«Возвышенный» и «пошлый» рассказчики, раскрывающие одну и ту же проблему, не просто встречаются в одном и том же рассказе, но сливаются неразделимо. Горькая ирония в «патетических» фрагментах очерка стилистически совершенно неотличима от слов крутогорского обывателя: «На другой день зеркало имеет честь докладывать ее сиятельству, что их личико желто, как выжатый лимон, а глаза покрыты подозрительною влагой…» (2, 77). Этот фрагмент можно трактовать как выражение позиции образованного человека, иронически дистанцирующегося от провинциальной пошлости, или как неожиданное переключение в другой регистр, в котором нарратор солидаризируется с мнением обитателей Круторгорска. В этой связи показательно, что в некоторых очерках, в том числе открывающих книгу и хронологически опубликованных первыми «Первом рассказе подьячего» и «Втором рассказе подьячего», повествование ведется от лица героев. Функции такого приема в контексте книги не сводятся к сатирическому саморазоблачению – здесь демонстрируются границы образа нарратора, «пошлая» ипостась которого сливается с голосами обличаемых им губернских «подьячих».
В русской прозе 1850‐х годов распространены истории деградации образованного человека под влиянием провинциального общества[422]
, однако, вопреки мнению исследователей[423], к нарратору у Щедрина они неприменимы. Во-первых, в силу фрагментарности книги последовательной биографии здесь не выстраивается. Во-вторых, даже когда некоторые намеки на такую мотивировку двойственности позиции нарратора появляются, они остаются недостаточными. В качестве примера можно привести очерк «Скука»[424]. Он представляет собою внутренний монолог неназванного персонажа[425], тоскующего по столичному «комфорту», возможности быстро получить чины и «полногрудым нимфам». Свое плачевное психологическое состояние герой склонен мотивировать именно влиянием провинциальной скуки и старения:А сон великое дело, особливо в Крутогорске. Сон и водка – вот истинные друзья человечества. Но водка необходима такая, чтобы сразу забирала, покоряла себе всего человека; что называется вор-водка, такая, чтобы сначала все вообще твои суставчики словно перешибло, а потом изныл бы каждый из них в особенности. Такая именно водка подается у моего доброго знакомого, председателя. Носятся слухи, будто бы и всякий крутогорский чиновник имеет право на получение подобной водки. Нужно справиться: нет ничего мудреного, что коварный откупщик употребляет во зло мою молодость и неопытность.
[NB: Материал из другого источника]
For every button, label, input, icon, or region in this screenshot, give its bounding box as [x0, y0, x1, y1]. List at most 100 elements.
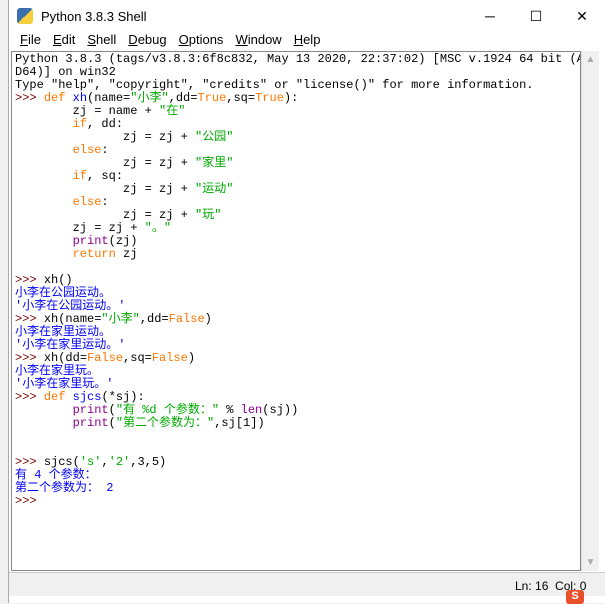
menu-label: ptions — [188, 32, 224, 47]
menu-accelerator: W — [235, 32, 248, 47]
code-token: len — [240, 403, 263, 417]
code-token: , — [101, 455, 109, 469]
code-token: if — [72, 117, 88, 131]
maximize-button[interactable]: ☐ — [513, 0, 559, 32]
code-token: return — [72, 247, 116, 261]
code-token: >>> — [15, 494, 44, 508]
code-token: 小李在家里运动。 — [15, 325, 112, 339]
vertical-scrollbar[interactable]: ▲ ▼ — [581, 51, 599, 571]
menu-label: indow — [247, 32, 282, 47]
menu-label: hell — [96, 32, 117, 47]
code-token: zj = zj + — [15, 221, 145, 235]
menu-accelerator: D — [128, 32, 138, 47]
minimize-button[interactable]: ─ — [467, 0, 513, 32]
menu-accelerator: E — [52, 32, 62, 47]
code-token: : — [101, 143, 109, 157]
code-token: '小李在家里运动。' — [15, 338, 126, 352]
code-token: ) — [204, 312, 212, 326]
code-token: ,sq= — [226, 91, 256, 105]
code-token: (*sj): — [101, 390, 145, 404]
menu-label: elp — [303, 32, 321, 47]
code-token: >>> — [15, 390, 44, 404]
code-token: ,dd= — [168, 91, 198, 105]
code-token: D64)] on win32 — [15, 65, 116, 79]
code-token: "。" — [144, 221, 172, 235]
menu-label: ile — [27, 32, 41, 47]
menu-accelerator: F — [20, 32, 28, 47]
code-token: (name= — [87, 91, 131, 105]
code-token: "有 %d 个参数：" — [115, 403, 220, 417]
code-token: 小李在公园运动。 — [15, 286, 112, 300]
code-token: ,dd= — [139, 312, 169, 326]
shell-line: >>> sjcs('s','2',3,5) — [15, 455, 580, 469]
python-icon — [17, 8, 33, 24]
code-token: zj = zj + — [15, 156, 196, 170]
code-token: zj = zj + — [15, 182, 196, 196]
code-token: xh — [72, 91, 88, 105]
code-token: : — [101, 195, 109, 209]
menu-file[interactable]: File — [14, 32, 47, 51]
code-token: False — [87, 351, 124, 365]
shell-text-area[interactable]: Python 3.8.3 (tags/v3.8.3:6f8c832, May 1… — [11, 51, 581, 571]
window-title: Python 3.8.3 Shell — [41, 8, 147, 24]
idle-shell-window: Python 3.8.3 Shell ─ ☐ ✕ File Edit Shell De… — [8, 0, 605, 603]
menu-bar: File Edit Shell Debug Options Window Help — [9, 32, 605, 51]
code-token: False — [168, 312, 205, 326]
menu-help[interactable]: Help — [288, 32, 327, 51]
shell-line: 第二个参数为： 2 — [15, 481, 580, 495]
code-token: Type "help", "copyright", "credits" or "… — [15, 78, 534, 92]
code-token: (sj)) — [262, 403, 299, 417]
shell-line: >>> — [15, 494, 580, 508]
ime-icon[interactable]: S — [566, 590, 584, 604]
code-token: "玩" — [195, 208, 222, 222]
menu-edit[interactable]: Edit — [47, 32, 81, 51]
shell-line: return zj — [15, 247, 580, 261]
code-token: ) — [187, 351, 196, 365]
code-token: "小李" — [130, 91, 169, 105]
code-token: 有 4 个参数： — [15, 468, 97, 482]
menu-debug[interactable]: Debug — [122, 32, 172, 51]
code-token: zj = zj + — [15, 130, 196, 144]
code-token: Python 3.8.3 (tags/v3.8.3:6f8c832, May 1… — [15, 52, 581, 66]
code-token: def — [43, 91, 73, 105]
close-button[interactable]: ✕ — [559, 0, 605, 32]
title-bar: Python 3.8.3 Shell ─ ☐ ✕ — [9, 0, 605, 32]
code-token: '2' — [108, 455, 131, 469]
menu-window[interactable]: Window — [229, 32, 287, 51]
scroll-up-icon[interactable]: ▲ — [582, 51, 599, 68]
code-token: xh() — [43, 273, 73, 287]
code-token: "在" — [159, 104, 186, 118]
code-token: >>> — [15, 312, 44, 326]
code-token: if — [72, 169, 88, 183]
code-token: ( — [108, 416, 116, 430]
code-token: 小李在家里玩。 — [15, 364, 100, 378]
line-number: Ln: 16 — [515, 579, 549, 593]
menu-options[interactable]: Options — [173, 32, 230, 51]
menu-shell[interactable]: Shell — [81, 32, 122, 51]
code-token: "小李" — [101, 312, 140, 326]
code-token: >>> — [15, 273, 44, 287]
code-token: False — [151, 351, 188, 365]
code-token: , dd: — [87, 117, 124, 131]
code-token: ,sq= — [123, 351, 152, 365]
code-token: (zj) — [108, 234, 138, 248]
code-token: >>> — [15, 91, 44, 105]
code-token: else — [72, 195, 102, 209]
menu-label: dit — [61, 32, 76, 47]
code-token: ): — [283, 91, 299, 105]
code-token: 第二个参数为： 2 — [15, 481, 114, 495]
code-token: print — [72, 403, 109, 417]
code-token: xh(name= — [43, 312, 102, 326]
code-token: zj = zj + — [15, 208, 196, 222]
menu-accelerator: H — [293, 32, 304, 47]
code-token: 's' — [79, 455, 102, 469]
scroll-down-icon[interactable]: ▼ — [582, 554, 599, 571]
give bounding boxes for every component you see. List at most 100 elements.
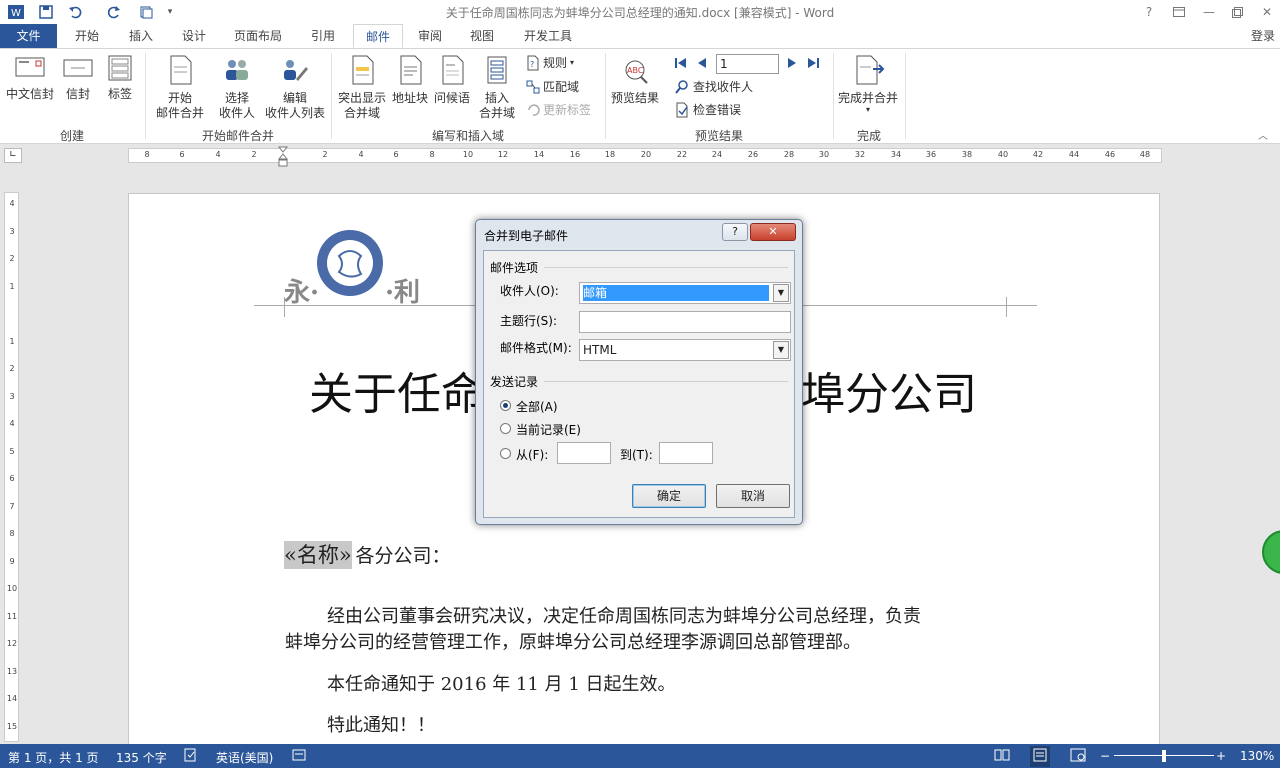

Странная, однако ж, вещь! Слыл я, кажется, когда-то порядочным человеком, водки в рот не брал, не наедался до изнеможения сил, после обеда не спал, одевался прилично, был бодр и свеж, трудился, надеялся, и все чего-то ждал, к чему-то стремился… И вот в какие-нибудь пять лет какая перемена! Лицо отекло и одрябло; в глазах светится собачья старость; движения вялы; словесности, как говорит приятель мой, Яков Астафьич, совсем нет… скверно! (2, 221–222).
Однако прошлое, которое нарратор вспоминает, оказывается таким же двойственным, как и настоящее: окружавшая его среда была ничем не лучше русской провинции:
А мне ли не твердили с детских лет, что покорностью цветут города, благоденствуют селения, что она дает силу и крепость недужному на одре смерти, бодрость и надежду истомленному работой и голодом, смягчает сердца великих и сильных, открывает двери темницы забытому узнику… но кто исчислит все твои благодеяния, все твои целения, о матерь всех доблестей? (2, 223–224).